L’accession de Romuald Wadagni à la présidence de la République représente un jalon déterminant pour la place financière de Cotonou. Entre la poursuite des réformes structurelles et l’ambition d’un essor industriel, les acteurs économiques nationaux et internationaux observent avec attention les premiers pas d’une gouvernance placée sous le sceau de l’expertise technique.
Le Bénin vient d’entamer une phase cruciale de son parcours politique, suscitant une réaction immédiate des salles de marchés. La désignation d’un ancien titulaire du portefeuille de l’Économie et des Finances à la tête de l’État constitue une configuration singulière qui offre aux investisseurs une visibilité précieuse sur l’orientation économique du pays.

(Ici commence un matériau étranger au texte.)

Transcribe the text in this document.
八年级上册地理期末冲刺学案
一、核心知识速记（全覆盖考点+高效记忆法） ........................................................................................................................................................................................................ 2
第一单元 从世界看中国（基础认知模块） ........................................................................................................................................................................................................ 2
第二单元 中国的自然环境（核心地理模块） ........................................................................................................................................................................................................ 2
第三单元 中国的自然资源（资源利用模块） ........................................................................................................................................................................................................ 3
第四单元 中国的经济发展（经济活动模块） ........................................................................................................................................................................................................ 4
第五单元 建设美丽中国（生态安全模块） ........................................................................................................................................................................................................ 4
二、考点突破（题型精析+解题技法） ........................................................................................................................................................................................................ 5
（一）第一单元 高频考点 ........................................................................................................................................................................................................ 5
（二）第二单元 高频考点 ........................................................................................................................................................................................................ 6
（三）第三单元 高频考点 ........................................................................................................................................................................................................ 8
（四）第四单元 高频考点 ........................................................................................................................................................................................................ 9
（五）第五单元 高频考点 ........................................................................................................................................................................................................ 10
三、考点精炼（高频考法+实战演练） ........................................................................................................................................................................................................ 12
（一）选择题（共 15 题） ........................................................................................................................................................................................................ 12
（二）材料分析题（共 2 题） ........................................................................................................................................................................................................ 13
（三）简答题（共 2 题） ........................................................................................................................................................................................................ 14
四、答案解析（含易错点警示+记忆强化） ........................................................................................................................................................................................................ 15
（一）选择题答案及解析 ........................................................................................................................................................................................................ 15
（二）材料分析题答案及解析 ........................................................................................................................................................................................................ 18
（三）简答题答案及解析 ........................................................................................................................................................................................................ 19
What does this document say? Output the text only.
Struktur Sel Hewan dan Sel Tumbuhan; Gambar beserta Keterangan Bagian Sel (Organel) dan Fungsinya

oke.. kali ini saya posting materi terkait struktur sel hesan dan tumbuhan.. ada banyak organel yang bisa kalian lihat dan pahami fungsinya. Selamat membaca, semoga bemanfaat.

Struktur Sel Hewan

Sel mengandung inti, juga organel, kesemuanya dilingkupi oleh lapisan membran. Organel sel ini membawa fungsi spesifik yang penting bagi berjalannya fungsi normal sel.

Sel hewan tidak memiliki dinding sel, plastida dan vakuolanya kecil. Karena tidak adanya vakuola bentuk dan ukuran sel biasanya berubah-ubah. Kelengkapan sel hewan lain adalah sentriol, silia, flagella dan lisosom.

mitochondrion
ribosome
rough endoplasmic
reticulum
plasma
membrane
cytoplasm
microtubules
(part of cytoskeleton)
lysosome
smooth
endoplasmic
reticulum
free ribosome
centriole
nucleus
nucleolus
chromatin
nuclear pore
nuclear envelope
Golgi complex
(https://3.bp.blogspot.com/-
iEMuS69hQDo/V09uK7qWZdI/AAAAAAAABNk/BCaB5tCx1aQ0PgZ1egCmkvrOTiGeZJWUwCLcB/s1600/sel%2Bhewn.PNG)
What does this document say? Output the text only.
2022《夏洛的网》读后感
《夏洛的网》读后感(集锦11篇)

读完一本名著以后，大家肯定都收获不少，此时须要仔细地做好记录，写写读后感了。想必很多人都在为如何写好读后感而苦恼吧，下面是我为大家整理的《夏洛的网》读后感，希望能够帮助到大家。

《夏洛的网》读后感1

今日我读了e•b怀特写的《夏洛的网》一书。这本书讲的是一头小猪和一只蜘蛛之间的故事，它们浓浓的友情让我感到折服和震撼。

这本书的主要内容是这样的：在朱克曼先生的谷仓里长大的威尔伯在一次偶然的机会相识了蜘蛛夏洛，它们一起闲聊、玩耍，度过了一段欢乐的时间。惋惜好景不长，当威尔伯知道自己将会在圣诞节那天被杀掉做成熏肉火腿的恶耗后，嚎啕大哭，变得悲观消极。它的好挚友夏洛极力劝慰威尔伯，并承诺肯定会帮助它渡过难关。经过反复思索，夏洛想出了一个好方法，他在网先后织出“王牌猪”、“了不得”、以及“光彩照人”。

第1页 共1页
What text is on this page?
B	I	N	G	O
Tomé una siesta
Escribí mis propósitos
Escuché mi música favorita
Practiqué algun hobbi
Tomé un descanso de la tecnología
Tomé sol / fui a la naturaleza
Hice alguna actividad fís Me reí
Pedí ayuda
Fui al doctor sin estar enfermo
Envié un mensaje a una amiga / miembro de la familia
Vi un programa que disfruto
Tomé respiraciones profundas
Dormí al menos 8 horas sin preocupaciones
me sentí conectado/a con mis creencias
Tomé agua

Une confiance renouvelée sur les marchés obligataires
Dès la validation du scrutin, les rendements des titres souverains béninois sur le marché secondaire ont fait preuve d’une stabilité exemplaire, marquée par une légère contraction des taux. Les analystes y voient une reconnaissance de la compétence du nouveau chef de l’État. Romuald Wadagni, figure centrale des succès du Bénin lors des émissions d’Eurobonds et précurseur des obligations liées aux Objectifs de Développement Durable (ODD), bénéficie d’une crédibilité établie auprès des institutions financières internationales et des agences de notation telles que Moody’s et S&P.
Dynamisme de la BRVM et attractivité des actifs béninois
Au sein de la Bourse Régionale des Valeurs Mobilières (BRVM), un climat d’optimisme prévaut. Les institutions bancaires actives au Bénin anticipent une intensification des projets d’infrastructure d’envergure et une montée en puissance des Partenariats Public-Privé (PPP). La communauté financière espère également que cette nouvelle administration favorisera l’ouverture du capital de grandes entreprises nationales à la bourse, renforçant ainsi la profondeur du marché financier local.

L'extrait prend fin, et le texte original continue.